The ocean freight carrier that Bed Bath & Beyond complained about to a federal agency last month is clapping back at the bankrupt home goods retailer‘s attempt to win $31.7 million damages.
Orient Overseas Container Line Limited (OOCL) filed a rebuttal to the Federal Maritime Commission (FMC), calling the retailer’s allegations that it “drove up freight rates, created artificial scarcity, unjustly and unreasonably exploited customers” entirely false. The company also contested the notion that it “refused to deal” with Bed Bath & Beyond, citing the retailer’s claims that the shipping firm failed to meet minimum quantity commitments in 2020 and 2021.
The Cosco Shipping subsidiary pointed to the wider supply chain constraints that emerged during the Covid-19 pandemic as reasons for the retailer’s complaint—including spiking e-commerce demand, record U.S. imports growth, global intermodal supply chain delays and congestion and Covid-related port and factory restrictions.
“These factors caused severe and protracted transpacific vessel delays, which removed a significant proportion of functional capacity from the market, disrupted vessel schedules, and stretched to the limit every part of the inland intermodal supply chain,” OOCL’s filing said. “Respondents took no action to drive up freight rates, nor did they create artificial scarcity. Rather, respondents invested in providing new capacity and service options, and worked cooperatively with BBBY and other shippers to provide the highest levels of service quality under extraordinary circumstances.”
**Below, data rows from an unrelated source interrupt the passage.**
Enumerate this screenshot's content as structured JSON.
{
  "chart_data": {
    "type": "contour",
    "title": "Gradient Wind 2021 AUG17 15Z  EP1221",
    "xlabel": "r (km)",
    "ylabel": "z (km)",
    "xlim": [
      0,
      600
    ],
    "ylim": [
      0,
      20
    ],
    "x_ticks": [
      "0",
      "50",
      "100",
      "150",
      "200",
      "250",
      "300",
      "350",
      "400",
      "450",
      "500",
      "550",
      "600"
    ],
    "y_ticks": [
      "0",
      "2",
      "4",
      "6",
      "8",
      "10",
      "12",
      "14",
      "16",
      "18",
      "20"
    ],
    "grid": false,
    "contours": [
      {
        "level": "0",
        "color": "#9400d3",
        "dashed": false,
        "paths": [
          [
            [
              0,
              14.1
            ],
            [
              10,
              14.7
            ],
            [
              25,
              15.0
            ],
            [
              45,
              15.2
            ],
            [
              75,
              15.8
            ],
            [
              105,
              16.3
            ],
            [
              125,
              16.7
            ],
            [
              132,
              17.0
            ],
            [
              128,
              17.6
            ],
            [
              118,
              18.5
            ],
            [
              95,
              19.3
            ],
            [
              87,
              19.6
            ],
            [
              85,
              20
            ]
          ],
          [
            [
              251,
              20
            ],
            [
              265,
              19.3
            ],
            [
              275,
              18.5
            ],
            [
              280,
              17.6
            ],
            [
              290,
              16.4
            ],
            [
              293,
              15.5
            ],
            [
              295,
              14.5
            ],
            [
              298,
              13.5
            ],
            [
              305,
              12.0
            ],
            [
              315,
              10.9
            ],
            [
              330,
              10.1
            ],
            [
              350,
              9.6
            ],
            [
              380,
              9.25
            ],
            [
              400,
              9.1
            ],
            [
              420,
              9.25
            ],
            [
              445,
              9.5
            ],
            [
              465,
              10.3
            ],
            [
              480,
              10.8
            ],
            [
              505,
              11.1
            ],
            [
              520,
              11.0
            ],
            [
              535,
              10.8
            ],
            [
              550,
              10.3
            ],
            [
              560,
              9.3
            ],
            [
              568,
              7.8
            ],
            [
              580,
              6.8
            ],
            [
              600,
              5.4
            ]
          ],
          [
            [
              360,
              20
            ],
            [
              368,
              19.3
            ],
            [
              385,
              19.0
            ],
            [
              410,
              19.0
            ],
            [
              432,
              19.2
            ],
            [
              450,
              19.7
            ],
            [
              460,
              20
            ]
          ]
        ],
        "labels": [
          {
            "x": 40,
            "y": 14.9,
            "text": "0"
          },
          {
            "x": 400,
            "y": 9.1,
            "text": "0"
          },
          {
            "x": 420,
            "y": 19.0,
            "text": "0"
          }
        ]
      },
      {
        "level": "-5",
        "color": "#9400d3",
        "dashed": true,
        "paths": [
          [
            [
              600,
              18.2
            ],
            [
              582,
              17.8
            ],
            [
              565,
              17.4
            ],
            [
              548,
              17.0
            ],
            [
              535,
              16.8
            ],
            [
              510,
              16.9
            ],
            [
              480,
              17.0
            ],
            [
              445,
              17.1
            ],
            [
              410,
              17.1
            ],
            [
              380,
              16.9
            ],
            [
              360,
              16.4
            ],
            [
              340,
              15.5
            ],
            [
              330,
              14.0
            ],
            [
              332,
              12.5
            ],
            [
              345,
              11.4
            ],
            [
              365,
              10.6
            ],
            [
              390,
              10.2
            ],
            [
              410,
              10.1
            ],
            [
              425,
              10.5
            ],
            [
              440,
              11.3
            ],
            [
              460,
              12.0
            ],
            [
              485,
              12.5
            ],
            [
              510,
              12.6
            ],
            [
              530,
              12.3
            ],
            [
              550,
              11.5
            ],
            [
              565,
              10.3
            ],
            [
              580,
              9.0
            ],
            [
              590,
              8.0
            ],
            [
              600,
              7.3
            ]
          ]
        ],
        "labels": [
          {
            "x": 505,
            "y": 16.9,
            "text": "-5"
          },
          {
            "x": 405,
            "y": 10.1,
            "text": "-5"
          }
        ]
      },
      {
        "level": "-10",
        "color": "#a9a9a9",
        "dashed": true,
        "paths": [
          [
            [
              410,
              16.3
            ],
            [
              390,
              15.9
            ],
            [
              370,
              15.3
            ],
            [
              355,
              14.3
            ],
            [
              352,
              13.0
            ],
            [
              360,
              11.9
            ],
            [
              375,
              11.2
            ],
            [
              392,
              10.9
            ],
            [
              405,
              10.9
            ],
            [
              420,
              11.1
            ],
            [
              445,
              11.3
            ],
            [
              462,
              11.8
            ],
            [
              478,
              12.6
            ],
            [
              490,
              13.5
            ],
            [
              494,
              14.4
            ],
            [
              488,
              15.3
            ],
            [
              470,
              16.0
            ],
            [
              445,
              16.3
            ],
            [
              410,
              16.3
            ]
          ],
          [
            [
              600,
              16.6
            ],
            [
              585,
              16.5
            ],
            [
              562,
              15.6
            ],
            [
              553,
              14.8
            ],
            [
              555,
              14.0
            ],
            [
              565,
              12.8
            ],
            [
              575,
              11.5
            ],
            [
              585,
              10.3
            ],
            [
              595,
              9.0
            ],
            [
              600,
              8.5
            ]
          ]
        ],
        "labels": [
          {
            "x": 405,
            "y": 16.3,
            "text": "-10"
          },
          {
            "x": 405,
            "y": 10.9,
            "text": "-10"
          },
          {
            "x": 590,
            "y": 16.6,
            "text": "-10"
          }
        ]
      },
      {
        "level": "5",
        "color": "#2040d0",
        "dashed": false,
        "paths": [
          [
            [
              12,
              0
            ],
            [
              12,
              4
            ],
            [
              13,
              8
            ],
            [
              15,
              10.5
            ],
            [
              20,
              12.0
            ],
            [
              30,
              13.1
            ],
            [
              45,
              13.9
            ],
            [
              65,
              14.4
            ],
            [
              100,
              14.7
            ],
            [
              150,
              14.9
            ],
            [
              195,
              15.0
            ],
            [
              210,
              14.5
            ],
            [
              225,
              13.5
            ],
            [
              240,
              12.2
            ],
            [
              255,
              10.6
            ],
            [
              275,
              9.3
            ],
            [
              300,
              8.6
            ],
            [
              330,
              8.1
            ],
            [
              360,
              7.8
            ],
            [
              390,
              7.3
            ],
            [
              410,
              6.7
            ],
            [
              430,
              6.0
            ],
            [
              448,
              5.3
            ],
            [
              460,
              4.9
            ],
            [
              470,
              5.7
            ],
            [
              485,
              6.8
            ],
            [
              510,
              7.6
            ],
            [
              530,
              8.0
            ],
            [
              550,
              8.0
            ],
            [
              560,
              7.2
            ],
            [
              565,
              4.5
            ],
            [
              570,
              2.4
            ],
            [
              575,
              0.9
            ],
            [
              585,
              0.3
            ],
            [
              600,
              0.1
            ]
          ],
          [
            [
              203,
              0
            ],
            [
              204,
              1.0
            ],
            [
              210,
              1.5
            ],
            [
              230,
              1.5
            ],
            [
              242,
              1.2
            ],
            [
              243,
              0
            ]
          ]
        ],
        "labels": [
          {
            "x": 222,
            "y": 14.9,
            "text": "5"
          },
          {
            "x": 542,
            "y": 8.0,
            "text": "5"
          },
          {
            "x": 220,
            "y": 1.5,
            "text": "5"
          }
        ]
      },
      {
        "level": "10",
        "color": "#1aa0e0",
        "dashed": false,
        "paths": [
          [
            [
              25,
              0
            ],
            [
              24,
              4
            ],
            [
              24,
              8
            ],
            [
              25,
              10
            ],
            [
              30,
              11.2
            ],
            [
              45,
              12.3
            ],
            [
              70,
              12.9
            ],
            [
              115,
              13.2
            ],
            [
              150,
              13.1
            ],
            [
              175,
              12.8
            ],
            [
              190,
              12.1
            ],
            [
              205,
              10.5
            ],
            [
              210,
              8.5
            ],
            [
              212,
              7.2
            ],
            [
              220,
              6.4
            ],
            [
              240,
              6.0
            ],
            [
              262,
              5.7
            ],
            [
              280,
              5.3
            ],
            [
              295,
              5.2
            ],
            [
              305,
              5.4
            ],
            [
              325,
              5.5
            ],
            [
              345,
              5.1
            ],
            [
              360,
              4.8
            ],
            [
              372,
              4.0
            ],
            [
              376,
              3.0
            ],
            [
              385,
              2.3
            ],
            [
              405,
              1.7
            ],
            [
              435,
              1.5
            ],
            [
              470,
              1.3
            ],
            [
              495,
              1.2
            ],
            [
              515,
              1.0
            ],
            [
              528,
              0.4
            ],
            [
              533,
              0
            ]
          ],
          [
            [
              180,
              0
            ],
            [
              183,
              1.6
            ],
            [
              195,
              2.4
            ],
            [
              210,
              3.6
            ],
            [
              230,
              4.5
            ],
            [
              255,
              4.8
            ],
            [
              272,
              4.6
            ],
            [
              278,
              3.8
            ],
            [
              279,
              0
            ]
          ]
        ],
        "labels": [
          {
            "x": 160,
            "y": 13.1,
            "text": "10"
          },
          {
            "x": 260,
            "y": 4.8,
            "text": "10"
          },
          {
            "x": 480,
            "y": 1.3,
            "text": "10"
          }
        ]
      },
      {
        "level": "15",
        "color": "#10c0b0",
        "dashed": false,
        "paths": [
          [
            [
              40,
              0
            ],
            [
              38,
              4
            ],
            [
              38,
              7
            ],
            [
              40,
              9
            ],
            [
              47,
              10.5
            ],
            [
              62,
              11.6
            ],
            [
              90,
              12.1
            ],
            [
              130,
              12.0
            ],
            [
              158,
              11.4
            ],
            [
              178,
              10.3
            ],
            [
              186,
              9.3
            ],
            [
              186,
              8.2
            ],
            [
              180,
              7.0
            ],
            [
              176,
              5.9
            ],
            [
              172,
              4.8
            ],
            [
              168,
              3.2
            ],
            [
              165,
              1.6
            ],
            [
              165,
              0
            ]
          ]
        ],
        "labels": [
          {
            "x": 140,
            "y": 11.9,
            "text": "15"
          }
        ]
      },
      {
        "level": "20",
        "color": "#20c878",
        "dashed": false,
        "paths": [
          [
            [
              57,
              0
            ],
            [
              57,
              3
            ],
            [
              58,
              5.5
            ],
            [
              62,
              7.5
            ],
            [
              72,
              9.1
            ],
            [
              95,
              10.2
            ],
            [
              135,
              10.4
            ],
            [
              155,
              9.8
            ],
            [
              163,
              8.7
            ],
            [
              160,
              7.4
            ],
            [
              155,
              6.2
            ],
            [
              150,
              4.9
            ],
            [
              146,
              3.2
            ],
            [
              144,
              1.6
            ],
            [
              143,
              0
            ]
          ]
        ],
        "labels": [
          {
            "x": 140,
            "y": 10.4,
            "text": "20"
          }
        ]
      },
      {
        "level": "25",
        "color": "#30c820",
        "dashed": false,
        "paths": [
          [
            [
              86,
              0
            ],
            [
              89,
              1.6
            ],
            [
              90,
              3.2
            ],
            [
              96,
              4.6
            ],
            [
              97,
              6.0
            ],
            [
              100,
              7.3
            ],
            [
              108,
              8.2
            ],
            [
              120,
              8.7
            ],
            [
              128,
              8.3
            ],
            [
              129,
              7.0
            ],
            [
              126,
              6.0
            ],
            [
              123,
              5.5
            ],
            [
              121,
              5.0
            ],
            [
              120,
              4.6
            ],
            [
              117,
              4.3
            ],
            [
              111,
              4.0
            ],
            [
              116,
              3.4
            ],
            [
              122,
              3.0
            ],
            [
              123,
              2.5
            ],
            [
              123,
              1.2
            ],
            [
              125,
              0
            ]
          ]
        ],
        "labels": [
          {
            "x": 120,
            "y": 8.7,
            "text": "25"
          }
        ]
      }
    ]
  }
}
Bed Bath & Beyond declined to comment.
In the filing, OOCL said there were no monthly or quarterly carriage requirements, or guaranteed space per sailing in the contract between the two parties.
According to the Hong Kong-based container shipping firm’s filing, “BBBY is asking the commission to invent contract requirements that were not bargained for or agreed to between the parties. Respondents performed all the commitments as required by the service contracts, which were amended by mutual agreement before their expiration, and duly filed with the commission.”
The bankrupt retailer claimed in April that OOCL agreed to an MQC of 2,100 forty-foot equivalent units (FEUs) for the contract covering July 1, 2020 to June 30, 2021, but fell 624 FEUs short. Bed Bath & Beyond claims this forced it to seek service from other sources at higher rates, equating to $2.2 million in extra shipping costs.
It also alleged that OOCL was 1,363 FEUs short of the agreed 3,796-FEU commitment for the contract covering May 1, 2021 to April 30, 2022, amounting to $9.4 million in extra shipping charges.
But OOCL’s side of the story contrasts with how Bed Bath & Beyond portrayed the issue.
For the 2020-2021 contract, OOCL maintains that minimum quantity was mutually revised downward to 1,085.5 FEUs during the period. It also claims that Bed Bath & Beyond did not use all the space that the shipping company made available to it during the contract year, contrary to the retailer’s claims that OOCL gave it less space than initially committed.
The next year’s commitment was scaled down during the contract terms to 1,530.5 FEUs, OOCL said.
The company also denied allegations from Bed Bath & Beyond that the $6.4 million in demurrage and detention fees OOCL had charged were “not reasonable or fair,” and that it tried to “coerce premium pricing” by forcing the retailer to agree to premium rate contracts as a precondition to carry “just a fraction” of the previously committed volume.
While the retailer said it paid a premium of $12.6 million to OOCL in its initial complaint, the shipping company also denied any deliberate coercion into paying the extra fees.
OOCL also claimed that the FMC doesn’t have jurisdiction over the case, saying a breach of service contract complaint should go toward “an appropriate court” and not the commission.
The global logistics company pointed to the Shipping Act of 1984, which removed the FMC’s authority to regulate the reasonableness of cargo space accommodations when it came to service contracts.
While Congress restored the FMC’s authority to regulate these specific accommodations in the Ocean Shipping Reform Act of 2022, this law took effect after the period covered in Bed Bath & Beyond’s claims.
“BBBY cannot unilaterally expand the agency’s jurisdiction by relabeling contract-based claims as Shipping Act violations,” OOCL said. “The commission cannot repurpose other provisions of the Shipping Act in novel and unintended ways, in order to reclaim regulatory powers that Congress specifically removed.”
The beleaguered Union, N.J.-based retailer also is fighting with another ocean freight company over similar contractual issues. After announcing that it was pursuing $7.8 million in damages from Yang Ming, the Taiwanese carrier sued Bed Bath & Beyond, seeking a declaratory judgment that it does not owe the retailer for failing to meet its MQC.